Groups that advocate for a reduction in immigration to the United States use similar arguments.
“The hurricane was a generation ago, and Honduras long ago reverted to its regular messed-up state, not the special post-hurricane messed-up state required by the TPS statute. There can be no honest basis for an extension,” Mark Krikorian, executive director of the Center for Immigration Studies, told the New York Times.

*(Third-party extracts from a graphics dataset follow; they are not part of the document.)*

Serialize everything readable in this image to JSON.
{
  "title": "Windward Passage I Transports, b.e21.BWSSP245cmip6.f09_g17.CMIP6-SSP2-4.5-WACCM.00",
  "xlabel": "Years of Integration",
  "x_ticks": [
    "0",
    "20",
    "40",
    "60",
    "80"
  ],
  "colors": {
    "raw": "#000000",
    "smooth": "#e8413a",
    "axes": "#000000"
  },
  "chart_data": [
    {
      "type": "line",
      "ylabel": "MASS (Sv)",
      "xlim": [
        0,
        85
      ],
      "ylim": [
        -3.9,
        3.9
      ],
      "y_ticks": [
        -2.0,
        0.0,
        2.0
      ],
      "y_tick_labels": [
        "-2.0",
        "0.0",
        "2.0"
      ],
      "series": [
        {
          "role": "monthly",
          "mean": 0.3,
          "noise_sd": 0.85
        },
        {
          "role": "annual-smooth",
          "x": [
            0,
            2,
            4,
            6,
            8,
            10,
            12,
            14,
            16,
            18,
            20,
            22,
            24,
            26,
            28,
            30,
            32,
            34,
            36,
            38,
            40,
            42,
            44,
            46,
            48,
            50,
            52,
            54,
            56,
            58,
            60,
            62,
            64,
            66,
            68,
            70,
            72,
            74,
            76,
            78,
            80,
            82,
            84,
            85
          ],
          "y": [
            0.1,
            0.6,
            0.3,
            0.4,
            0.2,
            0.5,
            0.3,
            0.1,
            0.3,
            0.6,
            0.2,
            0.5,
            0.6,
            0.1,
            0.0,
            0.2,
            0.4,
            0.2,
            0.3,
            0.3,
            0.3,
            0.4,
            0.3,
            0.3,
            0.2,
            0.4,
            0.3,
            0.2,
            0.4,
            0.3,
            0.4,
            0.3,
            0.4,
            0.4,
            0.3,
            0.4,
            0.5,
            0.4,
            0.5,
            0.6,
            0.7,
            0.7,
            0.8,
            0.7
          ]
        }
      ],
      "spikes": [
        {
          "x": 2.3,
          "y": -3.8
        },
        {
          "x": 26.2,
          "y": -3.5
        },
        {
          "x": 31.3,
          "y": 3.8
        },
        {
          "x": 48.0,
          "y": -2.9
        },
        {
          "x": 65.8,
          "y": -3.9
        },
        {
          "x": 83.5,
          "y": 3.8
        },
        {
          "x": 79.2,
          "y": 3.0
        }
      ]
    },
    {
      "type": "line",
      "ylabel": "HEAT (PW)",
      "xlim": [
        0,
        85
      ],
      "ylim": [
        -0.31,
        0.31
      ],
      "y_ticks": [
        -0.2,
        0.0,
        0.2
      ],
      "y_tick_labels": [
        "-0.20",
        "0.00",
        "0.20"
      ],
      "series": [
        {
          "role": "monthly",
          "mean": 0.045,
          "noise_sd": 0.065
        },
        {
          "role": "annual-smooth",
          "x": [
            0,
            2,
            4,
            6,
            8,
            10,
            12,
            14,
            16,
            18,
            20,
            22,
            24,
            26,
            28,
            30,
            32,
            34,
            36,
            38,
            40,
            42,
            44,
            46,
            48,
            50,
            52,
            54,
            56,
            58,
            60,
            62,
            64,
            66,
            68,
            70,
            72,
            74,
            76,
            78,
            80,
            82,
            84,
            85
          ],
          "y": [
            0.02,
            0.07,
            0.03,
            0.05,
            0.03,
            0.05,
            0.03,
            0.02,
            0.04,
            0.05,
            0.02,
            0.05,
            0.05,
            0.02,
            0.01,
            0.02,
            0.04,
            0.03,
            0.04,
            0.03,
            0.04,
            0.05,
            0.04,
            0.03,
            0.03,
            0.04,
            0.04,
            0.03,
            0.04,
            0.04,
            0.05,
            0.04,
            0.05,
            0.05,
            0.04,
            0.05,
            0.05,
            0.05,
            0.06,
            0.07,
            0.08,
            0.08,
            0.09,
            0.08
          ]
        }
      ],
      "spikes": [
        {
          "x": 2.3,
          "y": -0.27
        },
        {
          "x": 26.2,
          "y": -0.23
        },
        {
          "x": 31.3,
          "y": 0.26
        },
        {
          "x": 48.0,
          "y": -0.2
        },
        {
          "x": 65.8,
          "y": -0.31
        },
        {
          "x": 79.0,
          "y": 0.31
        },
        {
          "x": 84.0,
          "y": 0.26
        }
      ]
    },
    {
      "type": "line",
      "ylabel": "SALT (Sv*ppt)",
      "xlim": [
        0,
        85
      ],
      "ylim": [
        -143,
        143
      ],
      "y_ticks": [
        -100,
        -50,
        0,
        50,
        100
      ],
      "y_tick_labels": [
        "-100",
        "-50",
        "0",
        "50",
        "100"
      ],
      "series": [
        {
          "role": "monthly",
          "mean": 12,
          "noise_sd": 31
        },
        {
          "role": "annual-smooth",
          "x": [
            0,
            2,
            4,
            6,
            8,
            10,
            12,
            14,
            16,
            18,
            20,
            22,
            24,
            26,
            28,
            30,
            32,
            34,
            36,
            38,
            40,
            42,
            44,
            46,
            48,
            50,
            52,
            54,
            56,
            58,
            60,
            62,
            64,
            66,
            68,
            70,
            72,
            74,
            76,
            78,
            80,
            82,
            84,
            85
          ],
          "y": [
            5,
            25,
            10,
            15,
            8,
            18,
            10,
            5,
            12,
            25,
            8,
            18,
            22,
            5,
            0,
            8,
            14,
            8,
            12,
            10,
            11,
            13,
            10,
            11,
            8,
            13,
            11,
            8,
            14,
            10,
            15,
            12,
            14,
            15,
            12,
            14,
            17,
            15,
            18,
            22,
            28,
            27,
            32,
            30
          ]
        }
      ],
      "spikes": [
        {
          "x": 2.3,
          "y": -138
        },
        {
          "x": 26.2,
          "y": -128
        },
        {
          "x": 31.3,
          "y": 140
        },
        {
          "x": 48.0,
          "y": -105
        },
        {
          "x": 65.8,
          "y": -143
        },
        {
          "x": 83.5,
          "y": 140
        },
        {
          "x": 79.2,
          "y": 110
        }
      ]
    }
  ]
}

Honduras is one of the poorest and most violent countries in Latin America, with one of the highest murder rates in the world. Tens of thousands of Hondurans leave the country annually for the United States.
“Deportation will be a death sentence for some Hondurans, and the fact that the White House can know this and still proceed today with this reckless policy decision to terminate their TPS status is deplorable,” said Amanda Baran of the ILRC. “Hondurans have become deeply rooted in U.S. society since they were forced to flee the dangerous and disastrous conditions of their native country, which still have not yet improved. Promising Hondurans relief only to abandon that promise — when we know the danger that awaits their return — is unconscionable.”